Hypotension resulting from tension pneumothorax should not respond to hypoventilation. The side with the pneumothorax can sometimes be identified by a combination of findings, including decreased breath sounds, hyperresonance, and tracheal shift. If the patient has a reasonable blood pressure and oxygen saturation, it is acceptable to wait for a chest radiograph before decompressing the presumed pneumothorax.56 However, if the patient is unstable, decompression must precede definitive testing; the physician should recognize that both hemithoraces may need to be treated or that, in some cases, the wrong diagnosis may be made.

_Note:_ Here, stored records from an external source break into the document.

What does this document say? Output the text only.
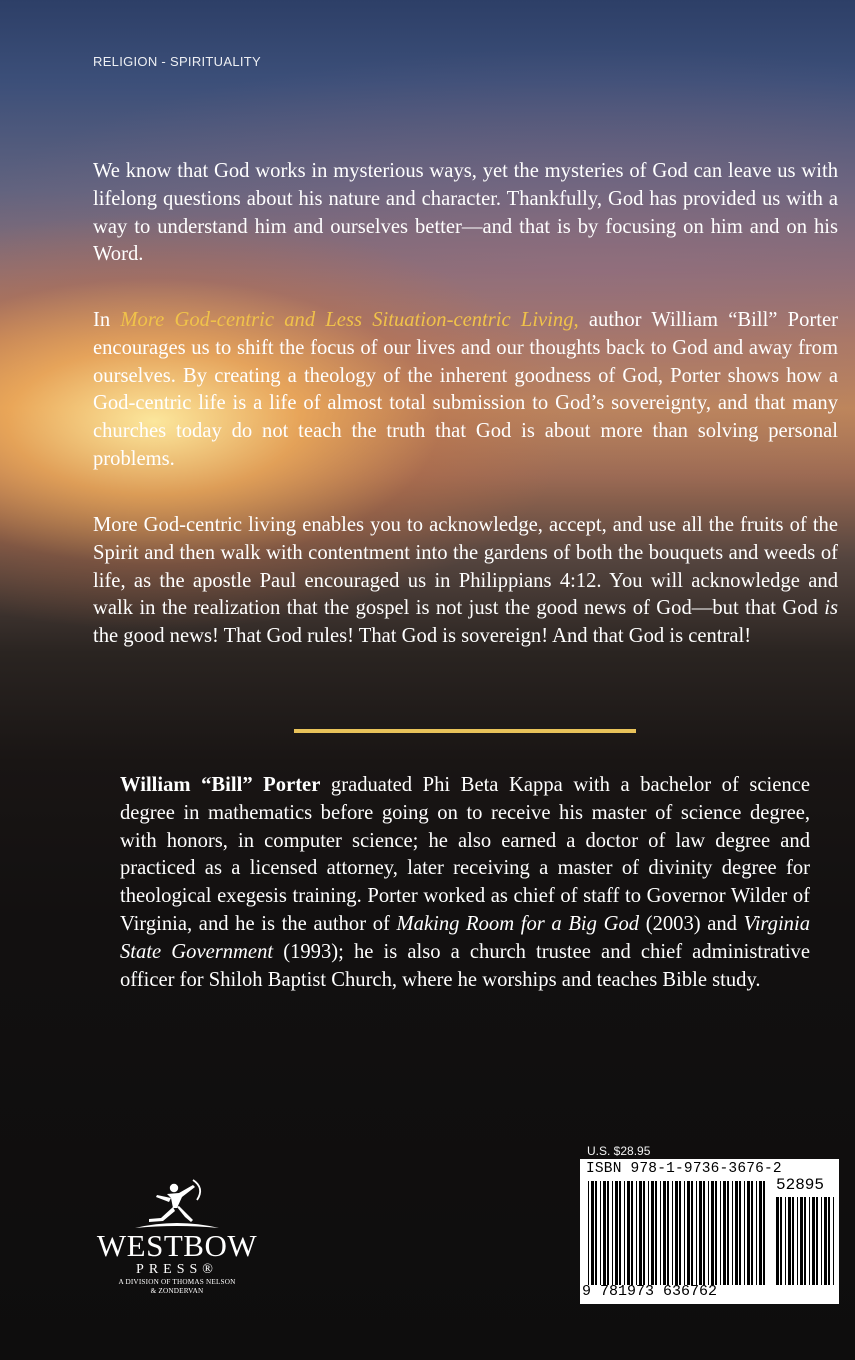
RELIGION - SPIRITUALITY

We know that God works in mysterious ways, yet the mysteries of God can leave us with lifelong questions about his nature and character. Thankfully, God has provided us with a way to understand him and ourselves better—and that is by focusing on him and on his Word.

In More God-centric and Less Situation-centric Living, author William “Bill” Porter encourages us to shift the focus of our lives and our thoughts back to God and away from ourselves. By creating a theology of the inherent goodness of God, Porter shows how a God-centric life is a life of almost total submission to God’s sovereignty, and that many churches today do not teach the truth that God is about more than solving personal problems.

More God-centric living enables you to acknowledge, accept, and use all the fruits of the Spirit and then walk with contentment into the gardens of both the bouquets and weeds of life, as the apostle Paul encouraged us in Philippians 4:12. You will acknowledge and walk in the realization that the gospel is not just the good news of God—but that God is the good news! That God rules! That God is sovereign! And that God is central!

William “Bill” Porter graduated Phi Beta Kappa with a bachelor of science degree in mathematics before going on to receive his master of science degree, with honors, in computer science; he also earned a doctor of law degree and practiced as a licensed attorney, later receiving a master of divinity degree for theological exegesis training. Porter worked as chief of staff to Governor Wilder of Virginia, and he is the author of Making Room for a Big God (2003) and Virginia State Government (1993); he is also a church trustee and chief administrative officer for Shiloh Baptist Church, where he worships and teaches Bible study.

WESTBOW
PRESS®
A DIVISION OF THOMAS NELSON
& ZONDERVAN
U.S. $28.95
ISBN 978-1-9736-3676-2
52895
9 781973 636762
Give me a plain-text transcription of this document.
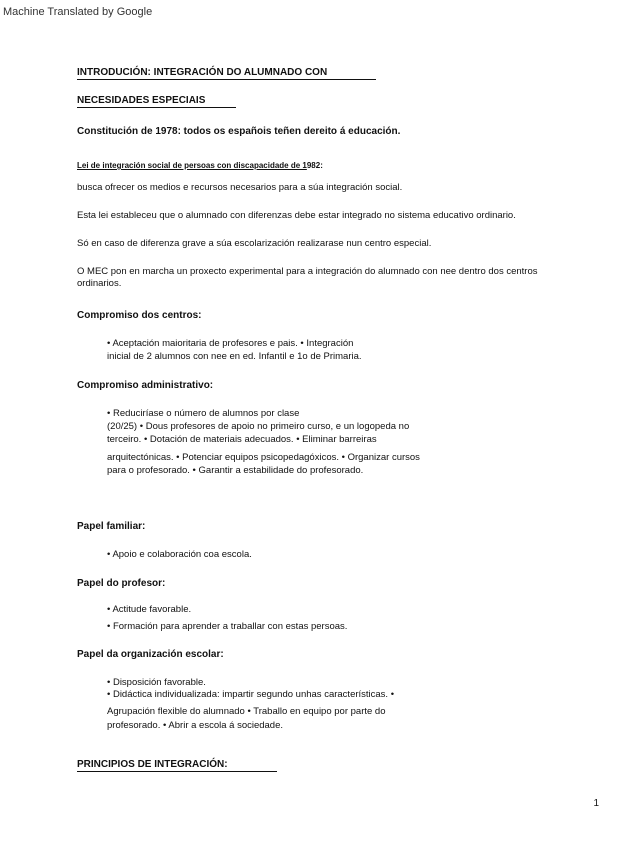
Machine Translated by Google
INTRODUCIÓN: INTEGRACIÓN DO ALUMNADO CON
NECESIDADES ESPECIAIS
Constitución de 1978: todos os españois teñen dereito á educación.
Lei de integración social de persoas con discapacidade de 1982:
busca ofrecer os medios e recursos necesarios para a súa integración social.
Esta lei estableceu que o alumnado con diferenzas debe estar integrado no sistema educativo ordinario.
Só en caso de diferenza grave a súa escolarización realizarase nun centro especial.
O MEC pon en marcha un proxecto experimental para a integración do alumnado con nee dentro dos centros
ordinarios.
Compromiso dos centros:
• Aceptación maioritaria de profesores e pais. • Integración
inicial de 2 alumnos con nee en ed. Infantil e 1o de Primaria.
Compromiso administrativo:
• Reduciríase o número de alumnos por clase
(20/25) • Dous profesores de apoio no primeiro curso, e un logopeda no
terceiro. • Dotación de materiais adecuados. • Eliminar barreiras
arquitectónicas. • Potenciar equipos psicopedagóxicos. • Organizar cursos
para o profesorado. • Garantir a estabilidade do profesorado.
Papel familiar:
• Apoio e colaboración coa escola.
Papel do profesor:
• Actitude favorable.
• Formación para aprender a traballar con estas persoas.
Papel da organización escolar:
• Disposición favorable.
• Didáctica individualizada: impartir segundo unhas características. •
Agrupación flexible do alumnado • Traballo en equipo por parte do
profesorado. • Abrir a escola á sociedade.
PRINCIPIOS DE INTEGRACIÓN:
1
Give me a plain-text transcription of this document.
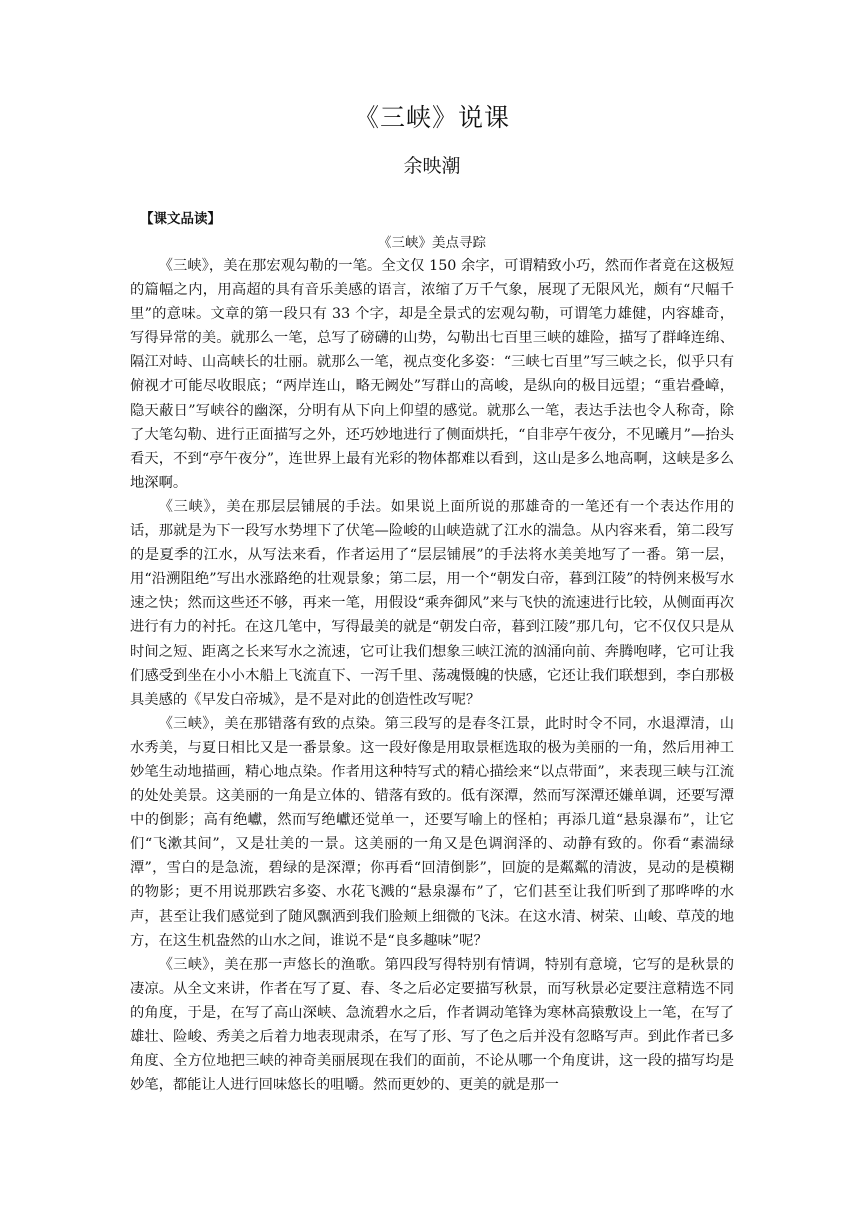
《三峡》说课
余映潮
【课文品读】
《三峡》美点寻踪

《三峡》，美在那宏观勾勒的一笔。全文仅 150 余字，可谓精致小巧，然而作者竟在这极短的篇幅之内，用高超的具有音乐美感的语言，浓缩了万千气象，展现了无限风光，颇有“尺幅千里”的意味。文章的第一段只有 33 个字，却是全景式的宏观勾勒，可谓笔力雄健，内容雄奇，写得异常的美。就那么一笔，总写了磅礴的山势，勾勒出七百里三峡的雄险，描写了群峰连绵、隔江对峙、山高峡长的壮丽。就那么一笔，视点变化多姿：“三峡七百里”写三峡之长，似乎只有俯视才可能尽收眼底；“两岸连山，略无阙处”写群山的高峻，是纵向的极目远望；“重岩叠嶂，隐天蔽日”写峡谷的幽深，分明有从下向上仰望的感觉。就那么一笔，表达手法也令人称奇，除了大笔勾勒、进行正面描写之外，还巧妙地进行了侧面烘托，“自非亭午夜分，不见曦月”—抬头看天，不到“亭午夜分”，连世界上最有光彩的物体都难以看到，这山是多么地高啊，这峡是多么地深啊。

《三峡》，美在那层层铺展的手法。如果说上面所说的那雄奇的一笔还有一个表达作用的话，那就是为下一段写水势埋下了伏笔—险峻的山峡造就了江水的湍急。从内容来看，第二段写的是夏季的江水，从写法来看，作者运用了“层层铺展”的手法将水美美地写了一番。第一层，用“沿溯阻绝”写出水涨路绝的壮观景象；第二层，用一个“朝发白帝，暮到江陵”的特例来极写水速之快；然而这些还不够，再来一笔，用假设“乘奔御风”来与飞快的流速进行比较，从侧面再次进行有力的衬托。在这几笔中，写得最美的就是“朝发白帝，暮到江陵”那几句，它不仅仅只是从时间之短、距离之长来写水之流速，它可让我们想象三峡江流的汹涌向前、奔腾咆哮，它可让我们感受到坐在小小木船上飞流直下、一泻千里、荡魂慑魄的快感，它还让我们联想到，李白那极具美感的《早发白帝城》，是不是对此的创造性改写呢？

《三峡》，美在那错落有致的点染。第三段写的是春冬江景，此时时令不同，水退潭清，山水秀美，与夏日相比又是一番景象。这一段好像是用取景框选取的极为美丽的一角，然后用神工妙笔生动地描画，精心地点染。作者用这种特写式的精心描绘来“以点带面”，来表现三峡与江流的处处美景。这美丽的一角是立体的、错落有致的。低有深潭，然而写深潭还嫌单调，还要写潭中的倒影；高有绝巘，然而写绝巘还觉单一，还要写喻上的怪柏；再添几道“悬泉瀑布”，让它们“飞漱其间”，又是壮美的一景。这美丽的一角又是色调润泽的、动静有致的。你看“素湍绿潭”，雪白的是急流，碧绿的是深潭；你再看“回清倒影”，回旋的是粼粼的清波，晃动的是模糊的物影；更不用说那跌宕多姿、水花飞溅的“悬泉瀑布”了，它们甚至让我们听到了那哗哗的水声，甚至让我们感觉到了随风飘洒到我们脸颊上细微的飞沫。在这水清、树荣、山峻、草茂的地方，在这生机盎然的山水之间，谁说不是“良多趣味”呢？

《三峡》，美在那一声悠长的渔歌。第四段写得特别有情调，特别有意境，它写的是秋景的凄凉。从全文来讲，作者在写了夏、春、冬之后必定要描写秋景，而写秋景必定要注意精选不同的角度，于是，在写了高山深峡、急流碧水之后，作者调动笔锋为寒林高猿敷设上一笔，在写了雄壮、险峻、秀美之后着力地表现肃杀，在写了形、写了色之后并没有忽略写声。到此作者已多角度、全方位地把三峡的神奇美丽展现在我们的面前，不论从哪一个角度讲，这一段的描写均是妙笔，都能让人进行回味悠长的咀嚼。然而更妙的、更美的就是那一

The use of neuromuscular blockade is associated with several potential complications, including prolonged mental status depression due to the high levels of sedation required, skin breakdown, and increased risk of DVT. Prolonged neuromuscular weakness is particularly common and can be prevented only partially by monitoring the quantity of neuromuscular blockade given and the use of peripheral nerve stimulators.67 The concurrent use of neuromuscular blockade and high-dose corticosteroids is strongly associated with a severe myopathy, occurring in approximately 30% of patients, with clinical manifestations that can range from mild weakness to quadriparesis that may take weeks or longer to resolve.68-70 The development of myopathy is strongly associated with the duration of neuromuscular blockade.70 Neuromuscular blockade should therefore be discontinued as soon as it is safe to do so.

Outcome and Follow-up

Most patients who present alive to the hospital will, with standard care, survive their acute illness. Although some respond quickly to therapy, others, especially those who present only after several days of symptoms, may take longer. Since the landmark study by Darioli and Perret53 establishing the benefit of controlled hypoventilation, the mortality associated with mechanical ventilation for asthma has generally ranged from 0 to 4%,53,55,71 a substantial decrease compared with the mortality rate of up to 38% reported in studies from the late 1960s through the early 1980s.52

One recent study, in contrast, showed a 21% mortality rate among patients requiring mechanical ventilation.4 Factors associated with increased mortality included an increased APACHE (acute physiology and chronic health evaluation) II score, increased PaCO2, decreased arterial pH, the development of sepsis, and multiple organ dysfunction. Although not statistically significant, all patients who died were female. Tension pneumothorax and cardiac arrest prior to medical ICU admission were common in nonsurvivors.4 The authors speculated that inadequate prehospital care, excessively aggressive positive pressure ventilation prior to arrival at the hospital, and nosocomial infections may have contributed to the high mortality rate.4

Patients who survive an episode of acute, severe asthma frequently succumb to repeat attacks. One study found mortality rates of 10.1% at 1 year, 14.4% at 3 years, and 22.6% at 6 years after mechanical ventilation.72 The need for careful outpatient monitoring and treatment, preferably in a subspecialty clinic, is critical. Careful follow-up, including regular peak flow monitoring, close physician communication, patient education, and a therapeutic plan centered around the use of inhaled corticosteroids should decrease the risk of recurrent attacks.

Summary

Managing patients with NFA is one of the most difficult challenges facing critical care physicians. Although any asthmatic is theoretically at risk for life-threatening attacks, it is becoming clear that those with NFA are a unique group characterized by poor baseline asthma control and severely inflamed airways. Fortunately, advances in management, emphasizing high doses of corticosteroids and safe mechanical ventilation techniques, ensure survival in the vast majority who come to the ICU. Still, the severe morbidity associated with NFA makes it critical that outpatient management be enhanced to prevent this dread disorder.